Herr Queyras, in dieser Spielzeit sind Sie Artist in Residence des Gürzenich-Orchesters. Wie kam es zu dieser Residency?
Jean-Guihen Queyras: François-Xavier Roth und ich sind auf vielen Ebenen miteinander sehr vertraut. Wir sind schon lange freundschaftlich miteinander verbunden, haben aber auch – dies ist die künstlerische Ebene – gemeinsam viel Repertoire erarbeitet, zuletzt etwa mit dem Gürzenich-Orchester Strauss’ „Don Quixote“ eingespielt. Eine weitere wichtige Verbindung zwischen uns beiden ist unsere große Bewunderung für Pierre Boulez, der für mich ein wichtiger Mentor war. Ich hatte das große Glück, in den letzten fünfzehn Jahren oft in der Kölner Philharmonie im Rahmen verschiedenster Projekte aufzutreten. Und ich muss sagen: Ich liebe dieses Publikum!
Warum?
Queyras: Das ist schwer in Worte zu fassen. Man kommt auf die Bühne und spürt die Zuhörer ganz direkt. Sie sind im besten Sinne unkompliziert und aufrichtig. Da herrscht einfach eine großartige Energie im Konzertsaal.
Wie lange kennen Sie François-Xavier Roth schon?
Queyras: Seit den neunziger Jahren, also schon sehr lange. Das war während meiner Zeit beim Ensemble Intercontemporain, bei dem François-Xavier manchmal zu Gast war, die Bekanntschaft war damals aber nur flüchtig. In seiner Zeit als Chefdirigent des damaligen SWR Sinfonieorchesters Baden-Baden und Freiburg haben wir öfters zusammengearbeitet, ich wohne ja in Freiburg.
Es ist beileibe nicht Ihre erste Residency. Was reizt Sie so an dieser Form der Zusammenarbeit?

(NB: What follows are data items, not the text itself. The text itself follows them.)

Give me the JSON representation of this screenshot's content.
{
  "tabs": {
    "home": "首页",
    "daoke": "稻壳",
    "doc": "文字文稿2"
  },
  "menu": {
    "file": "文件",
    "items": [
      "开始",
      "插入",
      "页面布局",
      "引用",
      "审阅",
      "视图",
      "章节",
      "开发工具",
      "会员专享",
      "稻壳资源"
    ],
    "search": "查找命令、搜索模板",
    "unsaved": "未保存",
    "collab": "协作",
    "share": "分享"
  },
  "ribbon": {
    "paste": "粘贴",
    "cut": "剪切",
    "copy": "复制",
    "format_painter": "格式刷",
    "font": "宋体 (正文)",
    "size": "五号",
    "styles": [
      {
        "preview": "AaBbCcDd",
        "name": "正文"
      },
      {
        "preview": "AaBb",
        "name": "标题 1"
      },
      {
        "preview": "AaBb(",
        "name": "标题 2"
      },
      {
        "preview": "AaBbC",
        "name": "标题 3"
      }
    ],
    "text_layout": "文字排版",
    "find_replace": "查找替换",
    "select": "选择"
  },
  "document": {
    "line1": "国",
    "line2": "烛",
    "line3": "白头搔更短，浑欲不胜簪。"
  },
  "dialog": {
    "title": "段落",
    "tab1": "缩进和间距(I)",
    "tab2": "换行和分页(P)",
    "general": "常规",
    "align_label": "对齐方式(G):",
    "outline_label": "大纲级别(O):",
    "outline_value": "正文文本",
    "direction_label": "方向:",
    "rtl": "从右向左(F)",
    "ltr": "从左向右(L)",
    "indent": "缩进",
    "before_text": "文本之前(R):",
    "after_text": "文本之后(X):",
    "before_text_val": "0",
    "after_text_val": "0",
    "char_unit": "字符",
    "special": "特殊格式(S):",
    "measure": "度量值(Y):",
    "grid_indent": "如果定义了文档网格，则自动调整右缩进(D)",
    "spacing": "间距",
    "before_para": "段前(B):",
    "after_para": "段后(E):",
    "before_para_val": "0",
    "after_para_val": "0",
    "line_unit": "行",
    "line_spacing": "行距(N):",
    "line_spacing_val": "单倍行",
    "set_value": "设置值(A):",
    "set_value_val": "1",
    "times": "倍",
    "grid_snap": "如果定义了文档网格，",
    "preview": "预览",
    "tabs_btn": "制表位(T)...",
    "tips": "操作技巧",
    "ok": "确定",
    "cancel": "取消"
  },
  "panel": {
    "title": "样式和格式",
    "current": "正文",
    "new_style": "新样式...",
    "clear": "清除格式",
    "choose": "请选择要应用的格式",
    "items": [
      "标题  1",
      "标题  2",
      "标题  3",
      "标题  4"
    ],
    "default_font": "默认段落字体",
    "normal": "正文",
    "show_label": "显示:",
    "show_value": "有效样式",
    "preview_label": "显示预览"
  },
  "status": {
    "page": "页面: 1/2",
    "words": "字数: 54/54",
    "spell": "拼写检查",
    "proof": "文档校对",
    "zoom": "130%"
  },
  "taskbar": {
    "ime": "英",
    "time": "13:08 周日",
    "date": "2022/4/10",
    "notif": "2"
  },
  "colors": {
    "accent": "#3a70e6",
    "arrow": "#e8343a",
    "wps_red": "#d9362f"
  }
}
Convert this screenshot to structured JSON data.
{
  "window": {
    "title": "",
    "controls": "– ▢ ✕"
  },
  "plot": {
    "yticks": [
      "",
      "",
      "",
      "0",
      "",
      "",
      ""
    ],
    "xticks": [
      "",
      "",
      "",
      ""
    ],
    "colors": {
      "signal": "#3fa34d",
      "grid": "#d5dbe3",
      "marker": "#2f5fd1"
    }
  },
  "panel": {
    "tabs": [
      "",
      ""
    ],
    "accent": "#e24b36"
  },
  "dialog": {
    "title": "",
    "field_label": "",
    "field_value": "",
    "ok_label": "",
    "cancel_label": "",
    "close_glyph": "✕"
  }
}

Queyras: Als Solist hat man ein recht chaotisches Leben. In den letzten drei, vier Wochen hatte ich zum Beispiel ein großartiges, verrücktes Dutilleux-Konzert mit dem Orchestre de Paris, zuvor ein C.P.E.-Bach-Konzert mit der Sinfonietta Amsterdam, außerdem war ich für ein Lachenmann-Projekt mit Pierre-Laurent Aimard in Spanien. Das ist schon ein bisschen eine Karikatur des permanent reisenden Künstlers, und da ist so eine Residency ein wunderbarer Anker im Musikerleben. In Köln habe ich tolle und inspirierende Gesprächspartner, nicht nur François-Xavier, sondern auch zum Beispiel Patrick Hahn (künstlerischer Programmplaner des Gürzenich-Orchesters, d. Red.), der ein toller Gestalter ist. Das ist dann für mich ein kleines Stück Zuhause. Das Orchester bietet mir sozusagen ein Gästezimmer an, das ich mehrmals im Jahr beziehen darf.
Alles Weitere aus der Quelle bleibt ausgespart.